Der Druck für eine nationale KI-Forschungswolke begann im letzten Jahr, als Führungskräfte der Stanford University und mehr als 20 andere akademische Einrichtungen einen Brief an Präsident Trump und den Kongress richteten, um Unterstützung für eine solche Wolke zu erbitten. 

Zuvor gab es andere Gesetzesentwürfe, die eine umfassende US-Strategie für KI forderten, einschließlich KI-Zentren und eines nationalen KI-Koordinierungsbüros. 

Der Artificial Intelligence Initiative Act, der von den Senatoren Portman, Heinrich und Brian Schatz vorgeschlagen wurde, forderte die Investition von 2,2 Milliarden Dollar in die Bundesforschung und -entwicklung für eine nationale KI-Strategie. 

Ein weiterer Versuch wurde unternommen, als die Computing Community Consortium (CCC) ihre 20-Jahres-Strategie für KI-Forschung veröffentlichte. Sie enthielt Ideen wie die verstärkte Datenfreigabe und ein nationales Zentrum für Exzellenz. 

Dr.

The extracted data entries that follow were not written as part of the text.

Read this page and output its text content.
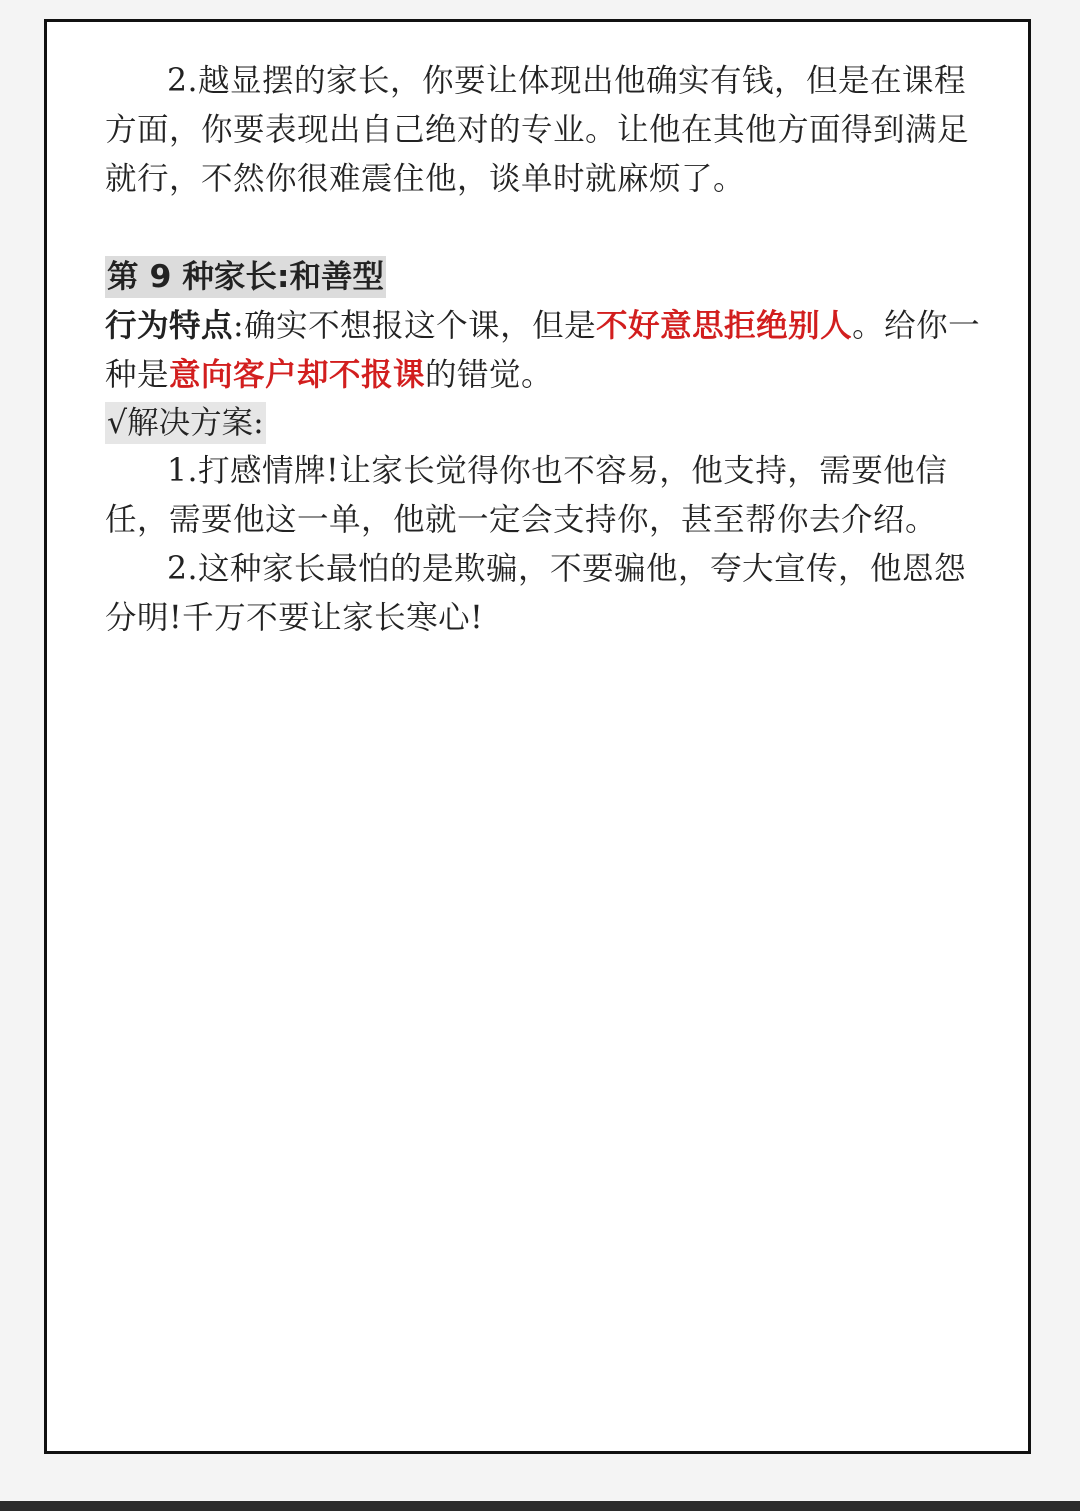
2.越显摆的家长，你要让体现出他确实有钱，但是在课程方面，你要表现出自己绝对的专业。让他在其他方面得到满足就行，不然你很难震住他，谈单时就麻烦了。

第 9 种家长:和善型

行为特点:确实不想报这个课，但是不好意思拒绝别人。给你一种是意向客户却不报课的错觉。

√解决方案:

1.打感情牌!让家长觉得你也不容易，他支持，需要他信任，需要他这一单，他就一定会支持你，甚至帮你去介绍。

2.这种家长最怕的是欺骗，不要骗他，夸大宣传，他恩怨分明!千万不要让家长寒心!
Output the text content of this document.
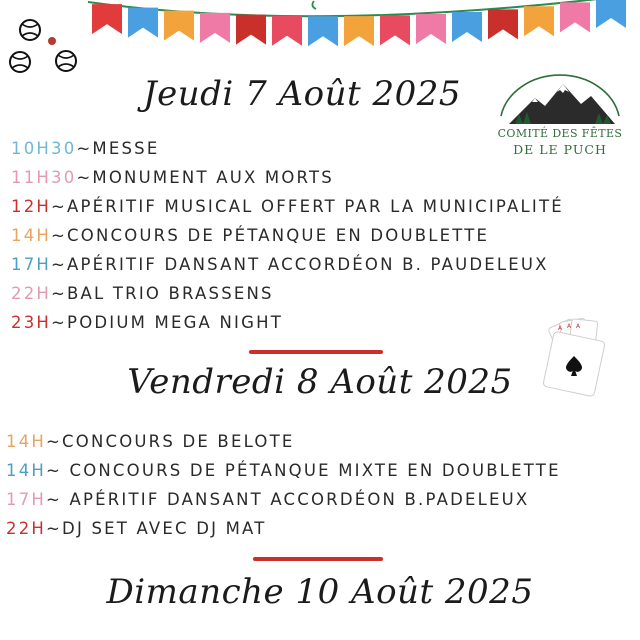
COMITÉ DES FÊTES
DE LE PUCH
Jeudi 7 Août 2025
10H30~MESSE
11H30~MONUMENT AUX MORTS
12H~APÉRITIF MUSICAL OFFERT PAR LA MUNICIPALITÉ
14H~CONCOURS DE PÉTANQUE EN DOUBLETTE
17H~APÉRITIF DANSANT ACCORDÉON B. PAUDELEUX
22H~BAL TRIO BRASSENS
23H~PODIUM MEGA NIGHT	A A A
Vendredi 8 Août 2025
14H~CONCOURS DE BELOTE
14H~ CONCOURS DE PÉTANQUE MIXTE EN DOUBLETTE
17H~ APÉRITIF DANSANT ACCORDÉON B.PADELEUX
22H~DJ SET AVEC DJ MAT
Dimanche 10 Août 2025
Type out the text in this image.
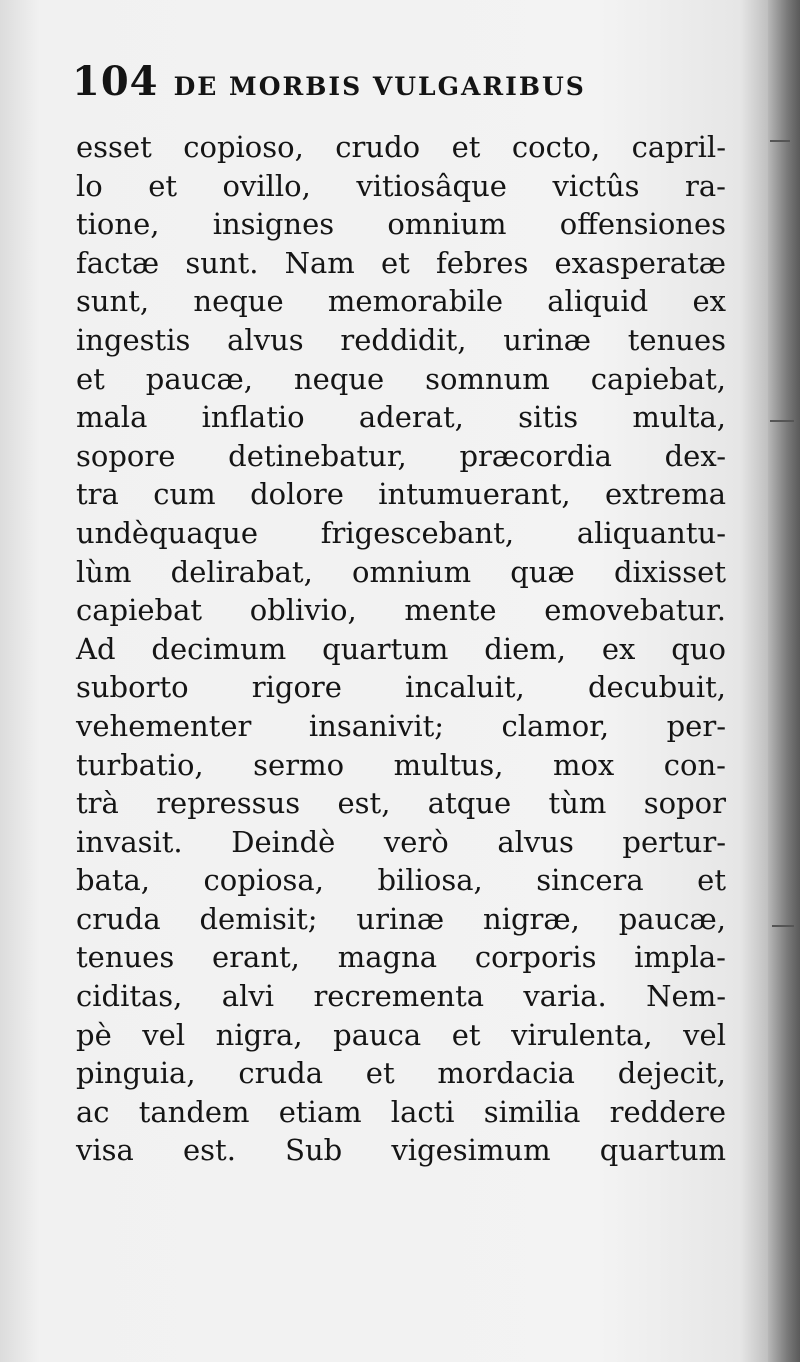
104 DE MORBIS VULGARIBUS
esset copioso, crudo et cocto, capril-
lo et ovillo, vitiosâque victûs ra-
tione, insignes omnium offensiones
factæ sunt. Nam et febres exasperatæ
sunt, neque memorabile aliquid ex
ingestis alvus reddidit, urinæ tenues
et paucæ, neque somnum capiebat,
mala inflatio aderat, sitis multa,
sopore detinebatur, præcordia dex-
tra cum dolore intumuerant, extrema
undèquaque frigescebant, aliquantu-
lùm delirabat, omnium quæ dixisset
capiebat oblivio, mente emovebatur.
Ad decimum quartum diem, ex quo
suborto rigore incaluit, decubuit,
vehementer insanivit; clamor, per-
turbatio, sermo multus, mox con-
trà repressus est, atque tùm sopor
invasit. Deindè verò alvus pertur-
bata, copiosa, biliosa, sincera et
cruda demisit; urinæ nigræ, paucæ,
tenues erant, magna corporis impla-
ciditas, alvi recrementa varia. Nem-
pè vel nigra, pauca et virulenta, vel
pinguia, cruda et mordacia dejecit,
ac tandem etiam lacti similia reddere
visa est. Sub vigesimum quartum
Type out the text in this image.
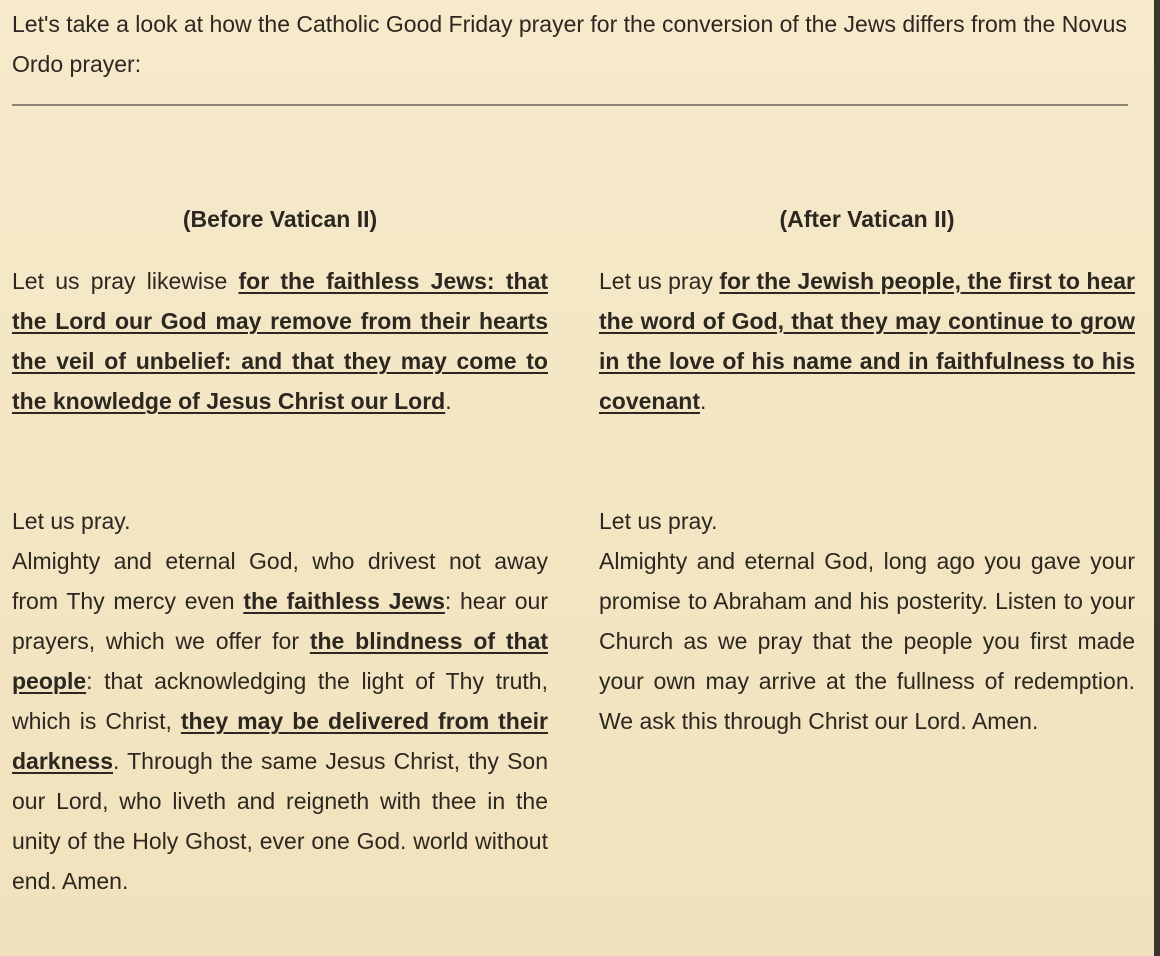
Let's take a look at how the Catholic Good Friday prayer for the conversion of the Jews differs from the Novus Ordo prayer:

(Before Vatican II)

Let us pray likewise for the faithless Jews: that the Lord our God may remove from their hearts the veil of unbelief: and that they may come to the knowledge of Jesus Christ our Lord.

Let us pray.
Almighty and eternal God, who drivest not away from Thy mercy even the faithless Jews: hear our prayers, which we offer for the blindness of that people: that acknowledging the light of Thy truth, which is Christ, they may be delivered from their darkness. Through the same Jesus Christ, thy Son our Lord, who liveth and reigneth with thee in the unity of the Holy Ghost, ever one God. world without end. Amen.

(After Vatican II)

Let us pray for the Jewish people, the first to hear the word of God, that they may continue to grow in the love of his name and in faithfulness to his covenant.

Let us pray.
Almighty and eternal God, long ago you gave your promise to Abraham and his posterity. Listen to your Church as we pray that the people you first made your own may arrive at the fullness of redemption. We ask this through Christ our Lord. Amen.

Fei-Fei Li und John Etchemendy, Co-Direktoren des Stanford Institute for Human-Centered Artificial Intelligence (HAI), sind einige der führenden Stimmen in dieser Angelegenheit. 

Im März sagten sie, dass die Schaffung einer nationalen KI-Forschungswolke “eine der strategischsten Forschungsinvestitionen sein könnte, die die Bundesregierung jemals getätigt hat”. 

“Daten sind ein erstklassiger Bürger der heutigen KI-Forschung. Wir sollten das zugeben, aber es ist nicht das Einzige, was KI definiert”, sagte Li. “Das Verständnis seltener Krankheiten, die genetische Studie seltener Krankheiten, die Entdeckung von Medikamenten, die Behandlung und Verwaltung von Krankheiten – all dies ist per Definition nicht unbedingt datenintensiv, und KI kann eine enorme Rolle spielen. Menschzentriertes Design, ich denke an die Pflege älterer Menschen und diese Art von nuancierter technischer Hilfe. Das ist nicht unbedingt datenintensiv, also müssen wir sehr bedacht sein, wie wir Daten verwenden.”

Eine vollständige Liste der Unterstützer des Nationalen KI-Forschungsressourcenausschusses ist unten aufgeführt. 

  • Vorsitzender des Nationalen Sicherheitskommissions für KI, Eric Schmidt, und Vizevorsitzender Bob Work
  • Stanford University
  • The Ohio State University 
  • Princeton University
  • UCLA
  • Carnegie Mellon University
  • Duke University
  • Pennsylvania State University
  • University of Pennsylvania
  • Johns Hopkins University
  • Allen Institute for AI
  • OpenAI
  • Mozilla
  • IEEE-USA
  • Google
  • Amazon Web Services
  • Microsoft
  • IBM
  • NVIDIA
  • Orbital Insight
  • Calypso AI 

Alex McFarland ist ein KI-Journalist und Schriftsteller, der die neuesten Entwicklungen im Bereich der künstlichen Intelligenz erforscht. Er hat mit zahlreichen KI-Startups und Veröffentlichungen weltweit zusammengearbeitet.